Dat ‘bewust consumentengedrag’ past Morris toe in zijn eigen leefomgeving. Met zijn vriend-mentor architect Philip Webb ontwierp hij een huis voor zijn vrouw Jane. The Red House, naar de rode bakstenen, wordt momenteel gerenoveerd en is nog te bezoeken. Het is een voorbeeld van Gesamtkunst, totaalkunst omdat geen enkel aspect van gebouw en interieur verwaarloosd werd. Edward Burne-Jones ontwierp de muurversieringen en de glas-in-loodramen; Morris de meubels,…’Enkel het servies en de schotels ontwierpen ze niet’, aldus Sylvette Botella-Gaudichon, de curator van een tentoonstelling in Roubaix, ‘de borden waren eenvoudige, handgemaakte voorwerpen.’ Hoewel het een wat rommelig uitzicht heeft, is het een functioneel huis. Het principe was: ‘de functie bepaalt de vorm’. Daarmee opende hij de weg naar een veel sobere en eenvoudigere woonomgeving. Morris beïnvloedde de Europese Art Nouveau beweging met hun zwierige, natuurlijke motieven en zeker de Belgische ontwerper Henry Van de Velde, die de Weimarbeweging opzette. Daaruit ontstond dan weer Bauhaus en het latere Modernisme. Die opeenvolgende kunst’scholen’ kenmerken zich – ondanks uiterlijkheden – door een samengaan van binnen- en buitenarchitectuur en het samengaan van vorm en functie.

Ontwerp van William Morris voor een behang, 1862
Ontwerp van William Morris voor een behang, 1862

[The ideal society] is a society conscious of a wish to keep life simple, to forego some of the power over nature won by past ages in order to be more human and less mechanical and willing to sacrifice something to this end. (de ideale maatschappij is een maatschappij die bewust het leven eenvoudig wenst te houden, en die afziet van de macht over de natuur zoals gebruikelijk in vroeger tijden. Zo wordt het meer humaan en minder mechanisch en bereid om daarvoor iets op te geven.)

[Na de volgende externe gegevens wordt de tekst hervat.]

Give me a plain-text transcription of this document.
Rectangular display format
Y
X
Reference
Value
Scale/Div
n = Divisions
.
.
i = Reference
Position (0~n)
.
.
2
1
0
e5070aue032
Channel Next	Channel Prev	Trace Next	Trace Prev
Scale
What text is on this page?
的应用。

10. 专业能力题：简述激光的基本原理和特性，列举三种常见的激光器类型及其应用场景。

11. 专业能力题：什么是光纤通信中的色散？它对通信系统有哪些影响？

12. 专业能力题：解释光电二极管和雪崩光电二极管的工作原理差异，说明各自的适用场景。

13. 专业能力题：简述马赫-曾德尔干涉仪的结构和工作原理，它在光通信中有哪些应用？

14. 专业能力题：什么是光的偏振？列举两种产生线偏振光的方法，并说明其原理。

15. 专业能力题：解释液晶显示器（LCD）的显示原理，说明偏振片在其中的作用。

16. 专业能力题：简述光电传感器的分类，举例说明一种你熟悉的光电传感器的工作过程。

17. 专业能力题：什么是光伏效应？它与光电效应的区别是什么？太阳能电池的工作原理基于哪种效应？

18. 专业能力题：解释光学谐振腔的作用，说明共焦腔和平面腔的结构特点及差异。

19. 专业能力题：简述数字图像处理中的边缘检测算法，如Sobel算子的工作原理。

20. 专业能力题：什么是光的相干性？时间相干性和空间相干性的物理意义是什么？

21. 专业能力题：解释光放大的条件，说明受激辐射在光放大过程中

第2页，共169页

Amper vijf jaar woonden William en Jane in Het Rode Huis. Om financiële redenen en wegens zijn gezondheidstoestand verhuizen ze opnieuw naar Londen en Morris richt zijn eigen bedrijf voor kwaliteitsproducten op. Hij is amper 27 jaar.

Misschien lijken de Morrisinterieurs nu wat overladen en somber: houten lambrisering, wandschilderingen en -tapijten, voluten, ietwat plompe meubels… Morris borduurde overigens ook zelf. Want handwerk was hem niet te min. Zo ontwierp hij tapijten maar ook behangselpapier, meestal met bloemenmotieven. Herkenbare motieven die opnieuw naar de originele ontwerpen geproduceerd worden, net als zijn stoelen met fragiele poten en rieten zitting.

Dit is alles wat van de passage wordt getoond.